Say a HYSA pays 4.3% APY and a 26-week T-bill yields 4.5%. In California, the HYSA's after-state-tax return drops to about 3.73%, while the T-bill stays at 4.5%. That's a gap of 0.77 percentage points, entirely from the tax benefit.
In states with no income tax (Texas, Florida, Nevada, etc.), the advantage disappears and T-bills compete purely on rate.
How to Buy T-Bills
TreasuryDirect.gov is the government's direct purchase platform. You create an account, link your bank, and bid at auction. The process is free, but the website is clunky and selling before maturity requires transferring to a brokerage account first.
Brokerage accounts at Fidelity, Schwab, or Vanguard are generally easier. You can buy T-bills on the secondary market or at auction, and selling before maturity is straightforward. Most brokerages charge no commission on Treasury purchases.
When to Use Each
- Emergency fund: Keep it in a HYSA. You need instant access for genuine emergencies.
- Savings for a known expense in 3-6 months (tax bill, vacation, tuition): T-bills can work well here.
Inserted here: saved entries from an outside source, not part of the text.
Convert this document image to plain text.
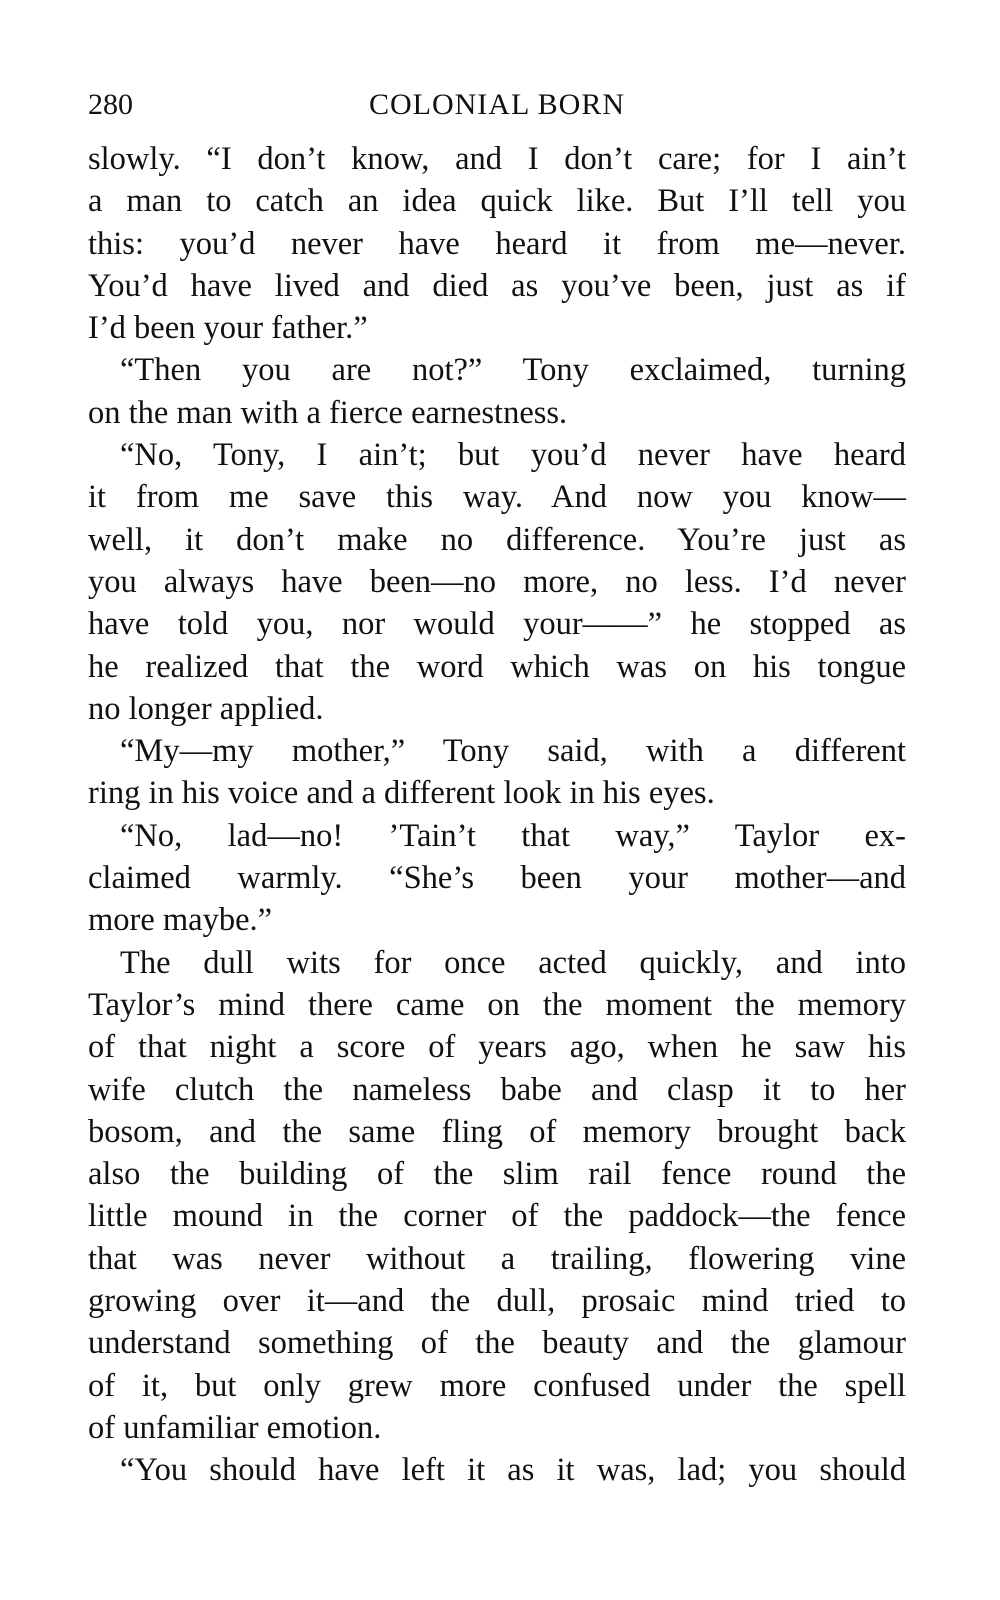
280	COLONIAL BORN
slowly. “I don’t know, and I don’t care; for I ain’t
a man to catch an idea quick like. But I’ll tell you
this: you’d never have heard it from me—never.
You’d have lived and died as you’ve been, just as if
I’d been your father.”
“Then you are not?” Tony exclaimed, turning
on the man with a fierce earnestness.
“No, Tony, I ain’t; but you’d never have heard
it from me save this way. And now you know—
well, it don’t make no difference. You’re just as
you always have been—no more, no less. I’d never
have told you, nor would your——” he stopped as
he realized that the word which was on his tongue
no longer applied.
“My—my mother,” Tony said, with a different
ring in his voice and a different look in his eyes.
“No, lad—no! ’Tain’t that way,” Taylor ex-
claimed warmly. “She’s been your mother—and
more maybe.”
The dull wits for once acted quickly, and into
Taylor’s mind there came on the moment the memory
of that night a score of years ago, when he saw his
wife clutch the nameless babe and clasp it to her
bosom, and the same fling of memory brought back
also the building of the slim rail fence round the
little mound in the corner of the paddock—the fence
that was never without a trailing, flowering vine
growing over it—and the dull, prosaic mind tried to
understand something of the beauty and the glamour
of it, but only grew more confused under the spell
of unfamiliar emotion.
“You should have left it as it was, lad; you should
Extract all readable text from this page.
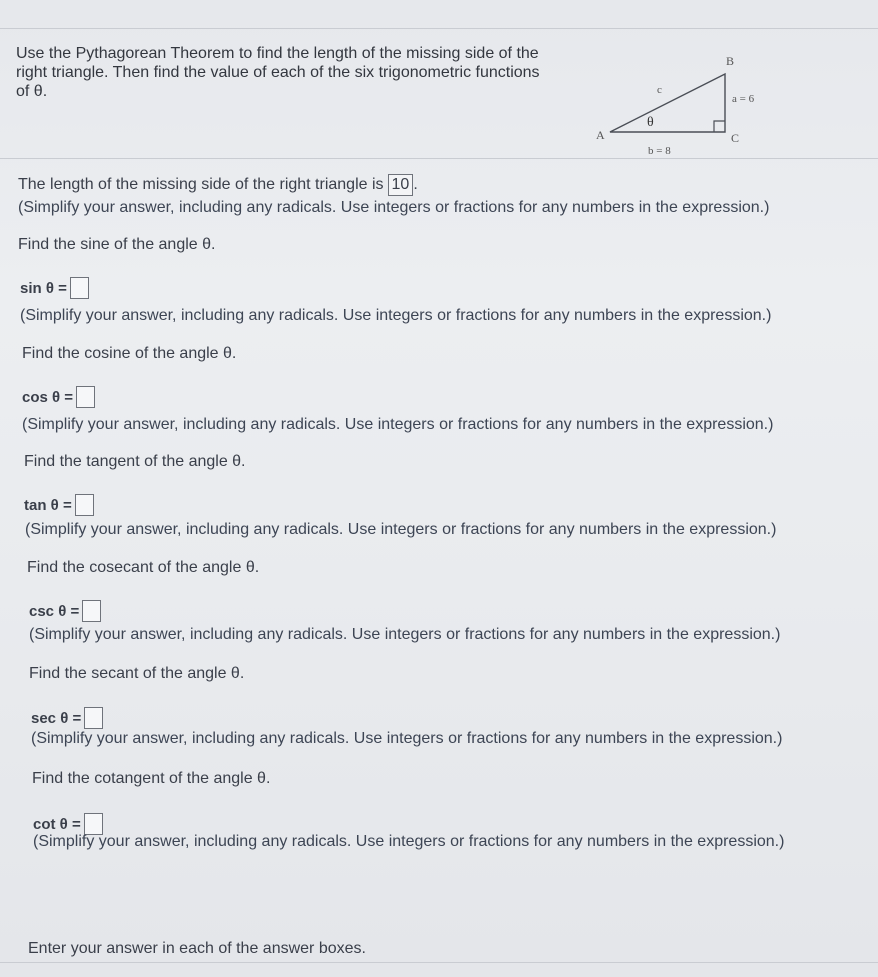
Use the Pythagorean Theorem to find the length of the missing side of the
right triangle. Then find the value of each of the six trigonometric functions
of θ.
A
B
C
c
a = 6
b = 8
θ
The length of the missing side of the right triangle is 10 .
(Simplify your answer, including any radicals. Use integers or fractions for any numbers in the expression.)
Find the sine of the angle θ.
sin θ =
(Simplify your answer, including any radicals. Use integers or fractions for any numbers in the expression.)
Find the cosine of the angle θ.
cos θ =
(Simplify your answer, including any radicals. Use integers or fractions for any numbers in the expression.)
Find the tangent of the angle θ.
tan θ =
(Simplify your answer, including any radicals. Use integers or fractions for any numbers in the expression.)
Find the cosecant of the angle θ.
csc θ =
(Simplify your answer, including any radicals. Use integers or fractions for any numbers in the expression.)
Find the secant of the angle θ.
sec θ =
(Simplify your answer, including any radicals. Use integers or fractions for any numbers in the expression.)
Find the cotangent of the angle θ.
cot θ =
(Simplify your answer, including any radicals. Use integers or fractions for any numbers in the expression.)
Enter your answer in each of the answer boxes.
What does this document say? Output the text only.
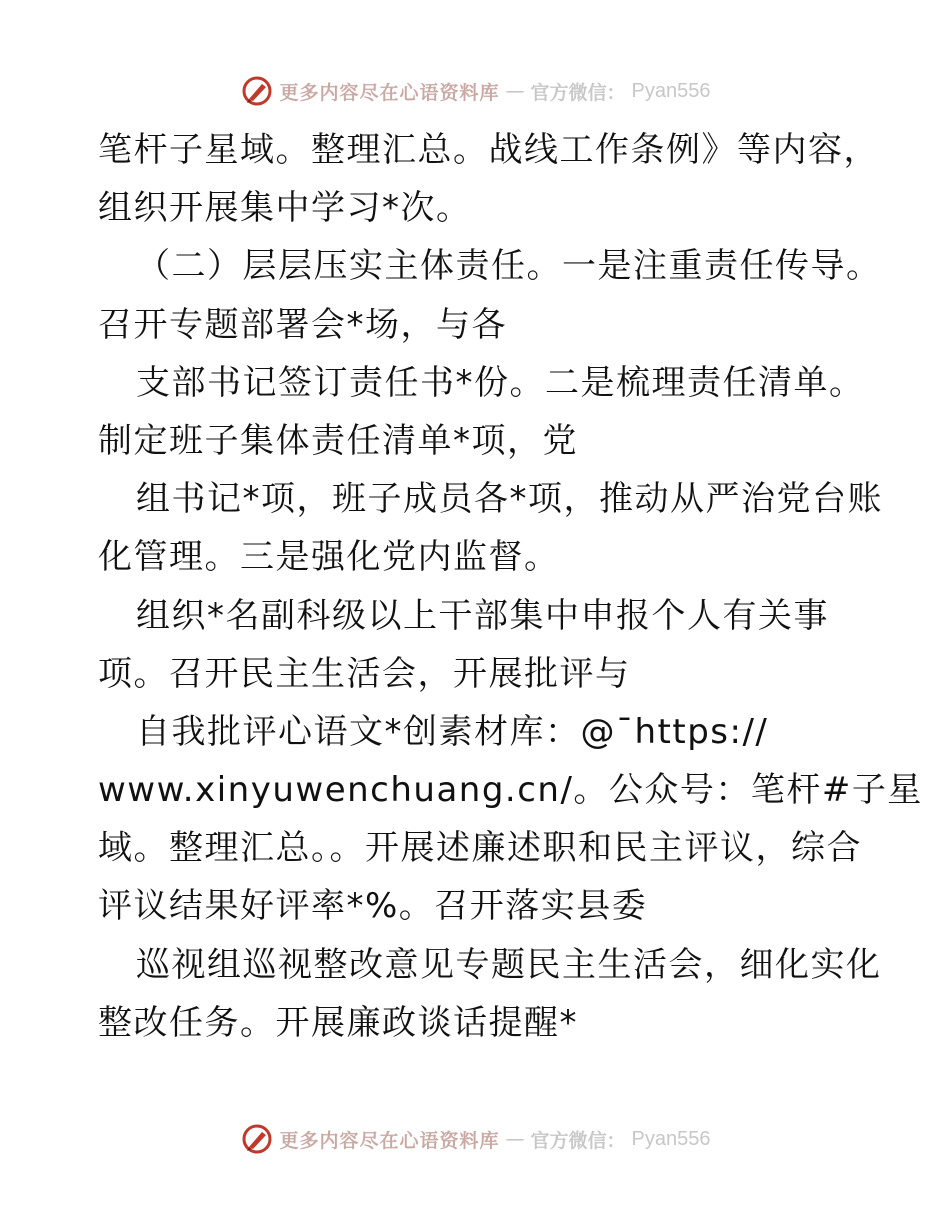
更多内容尽在心语资料库 — 官方微信： Pyan556
笔杆子星域。整理汇总。战线工作条例》等内容，
组织开展集中学习*次。
（二）层层压实主体责任。一是注重责任传导。
召开专题部署会*场，与各
支部书记签订责任书*份。二是梳理责任清单。
制定班子集体责任清单*项，党
组书记*项，班子成员各*项，推动从严治党台账
化管理。三是强化党内监督。
组织*名副科级以上干部集中申报个人有关事
项。召开民主生活会，开展批评与
自我批评心语文*创素材库：@¯https://
www.xinyuwenchuang.cn/。公众号：笔杆#子星
域。整理汇总。。开展述廉述职和民主评议，综合
评议结果好评率*%。召开落实县委
巡视组巡视整改意见专题民主生活会，细化实化
整改任务。开展廉政谈话提醒*
更多内容尽在心语资料库 — 官方微信： Pyan556
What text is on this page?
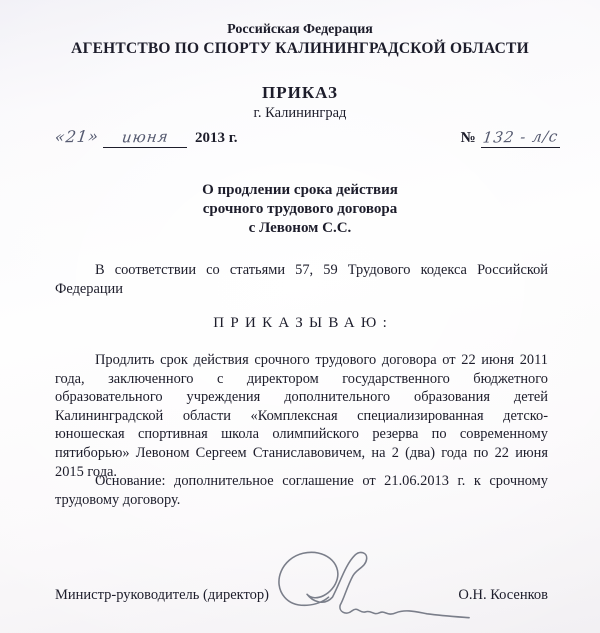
Российская Федерация
АГЕНТСТВО ПО СПОРТУ КАЛИНИНГРАДСКОЙ ОБЛАСТИ
ПРИКАЗ
г. Калининград
«21» июня 2013 г.	№ 132 - л/с
О продлении срока действия
срочного трудового договора
с Левоном С.С.

В соответствии со статьями 57, 59 Трудового кодекса Российской Федерации

ПРИКАЗЫВАЮ:

Продлить срок действия срочного трудового договора от 22 июня 2011 года, заключенного с директором государственного бюджетного образовательного учреждения дополнительного образования детей Калининградской области «Комплексная специализированная детско-юношеская спортивная школа олимпийского резерва по современному пятиборью» Левоном Сергеем Станиславовичем, на 2 (два) года по 22 июня 2015 года.

Основание: дополнительное соглашение от 21.06.2013 г. к срочному трудовому договору.

Министр-руководитель (директор)	О.Н. Косенков
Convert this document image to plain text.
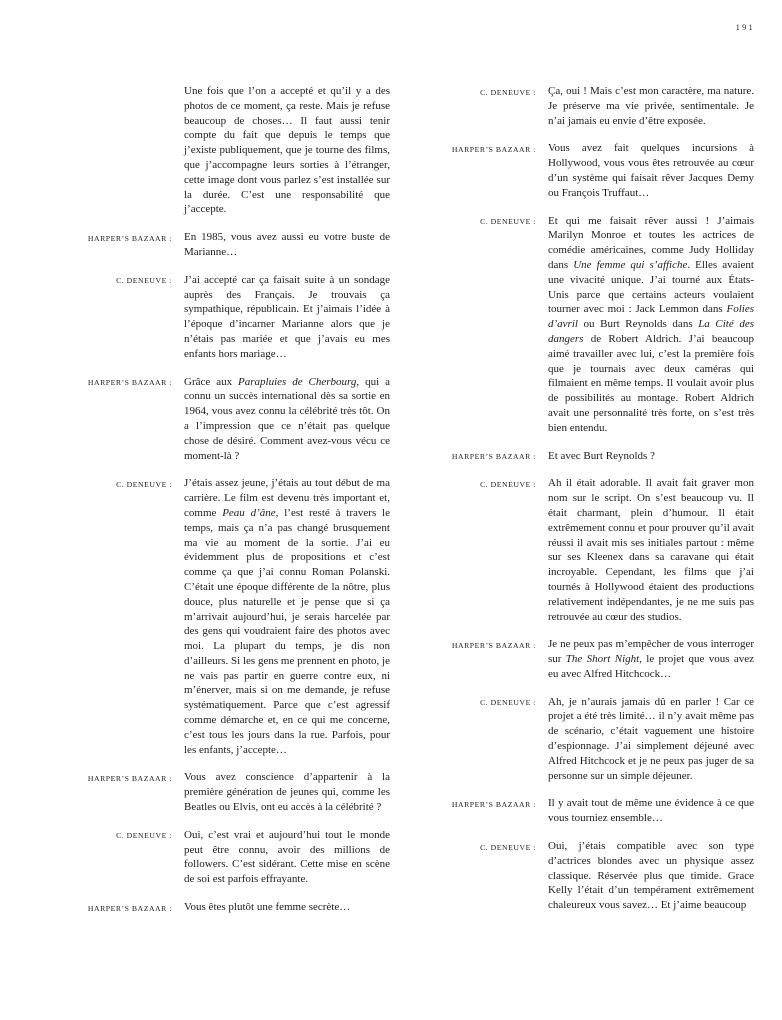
191
Une fois que l’on a accepté et qu’il y a des photos de ce moment, ça reste. Mais je refuse beaucoup de choses… Il faut aussi tenir compte du fait que depuis le temps que j’existe publiquement, que je tourne des films, que j’accompagne leurs sorties à l’étranger, cette image dont vous parlez s’est installée sur la durée. C’est une responsabilité que j’accepte.
HARPER’S BAZAAR : En 1985, vous avez aussi eu votre buste de Marianne…
C. DENEUVE : J’ai accepté car ça faisait suite à un sondage auprès des Français. Je trouvais ça sympathique, républicain. Et j’aimais l’idée à l’époque d’incarner Marianne alors que je n’étais pas mariée et que j’avais eu mes enfants hors mariage…
HARPER’S BAZAAR : Grâce aux Parapluies de Cherbourg, qui a connu un succès international dès sa sortie en 1964, vous avez connu la célébrité très tôt. On a l’impression que ce n’était pas quelque chose de désiré. Comment avez-vous vécu ce moment-là ?
C. DENEUVE : J’étais assez jeune, j’étais au tout début de ma carrière. Le film est devenu très important et, comme Peau d’âne, l’est resté à travers le temps, mais ça n’a pas changé brusquement ma vie au moment de la sortie. J’ai eu évidemment plus de propositions et c’est comme ça que j’ai connu Roman Polanski. C’était une époque différente de la nôtre, plus douce, plus naturelle et je pense que si ça m’arrivait aujourd’hui, je serais harcelée par des gens qui voudraient faire des photos avec moi. La plupart du temps, je dis non d’ailleurs. Si les gens me prennent en photo, je ne vais pas partir en guerre contre eux, ni m’énerver, mais si on me demande, je refuse systématiquement. Parce que c’est agressif comme démarche et, en ce qui me concerne, c’est tous les jours dans la rue. Parfois, pour les enfants, j’accepte…
HARPER’S BAZAAR : Vous avez conscience d’appartenir à la première génération de jeunes qui, comme les Beatles ou Elvis, ont eu accès à la célébrité ?
C. DENEUVE : Oui, c’est vrai et aujourd’hui tout le monde peut être connu, avoir des millions de followers. C’est sidérant. Cette mise en scène de soi est parfois effrayante.
HARPER’S BAZAAR : Vous êtes plutôt une femme secrète…
C. DENEUVE : Ça, oui ! Mais c’est mon caractère, ma nature. Je préserve ma vie privée, sentimentale. Je n’ai jamais eu envie d’être exposée.
HARPER’S BAZAAR : Vous avez fait quelques incursions à Hollywood, vous vous êtes retrouvée au cœur d’un système qui faisait rêver Jacques Demy ou François Truffaut…
C. DENEUVE : Et qui me faisait rêver aussi ! J’aimais Marilyn Monroe et toutes les actrices de comédie américaines, comme Judy Holliday dans Une femme qui s’affiche. Elles avaient une vivacité unique. J’ai tourné aux États-Unis parce que certains acteurs voulaient tourner avec moi : Jack Lemmon dans Folies d’avril ou Burt Reynolds dans La Cité des dangers de Robert Aldrich. J’ai beaucoup aimé travailler avec lui, c’est la première fois que je tournais avec deux caméras qui filmaient en même temps. Il voulait avoir plus de possibilités au montage. Robert Aldrich avait une personnalité très forte, on s’est très bien entendu.
HARPER’S BAZAAR : Et avec Burt Reynolds ?
C. DENEUVE : Ah il était adorable. Il avait fait graver mon nom sur le script. On s’est beaucoup vu. Il était charmant, plein d’humour. Il était extrêmement connu et pour prouver qu’il avait réussi il avait mis ses initiales partout : même sur ses Kleenex dans sa caravane qui était incroyable. Cependant, les films que j’ai tournés à Hollywood étaient des productions relativement indépendantes, je ne me suis pas retrouvée au cœur des studios.
HARPER’S BAZAAR : Je ne peux pas m’empêcher de vous interroger sur The Short Night, le projet que vous avez eu avec Alfred Hitchcock…
C. DENEUVE : Ah, je n’aurais jamais dû en parler ! Car ce projet a été très limité… il n’y avait même pas de scénario, c’était vaguement une histoire d’espionnage. J’ai simplement déjeuné avec Alfred Hitchcock et je ne peux pas juger de sa personne sur un simple déjeuner.
HARPER’S BAZAAR : Il y avait tout de même une évidence à ce que vous tourniez ensemble…
C. DENEUVE : Oui, j’étais compatible avec son type d’actrices blondes avec un physique assez classique. Réservée plus que timide. Grace Kelly l’était d’un tempérament extrêmement chaleureux vous savez… Et j’aime beaucoup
You know when you'll need the money, so match the T-bill term to your timeline.
- Long-term savings beyond 1 year: Consider CD ladders or investment accounts instead.
- Split approach: Many savers keep 3 months of expenses in a HYSA and put anything beyond that into T-bills rolling at different maturities.
Risks to Consider
T-bills are considered one of the safest investments in the world. The U.S. government has never defaulted on Treasury obligations. However, two minor risks exist:
Interest rate risk: If rates rise after you buy a T-bill and you need to sell early, the market value drops slightly. Holding to maturity eliminates this risk entirely.
Inflation risk: Just like a HYSA, if inflation exceeds your T-bill rate, your purchasing power declines. For protection against inflation specifically, look into TIPS (Treasury Inflation-Protected Securities).
Bottom Line
T-bills and HYSAs aren't competitors; they're complements. Use a HYSA for money you might need at a moment's notice. Use T-bills for money you're parking for a few months and want to earn a slightly better return, especially if you live in a high-tax state. The combination gives you both liquidity and optimized yield.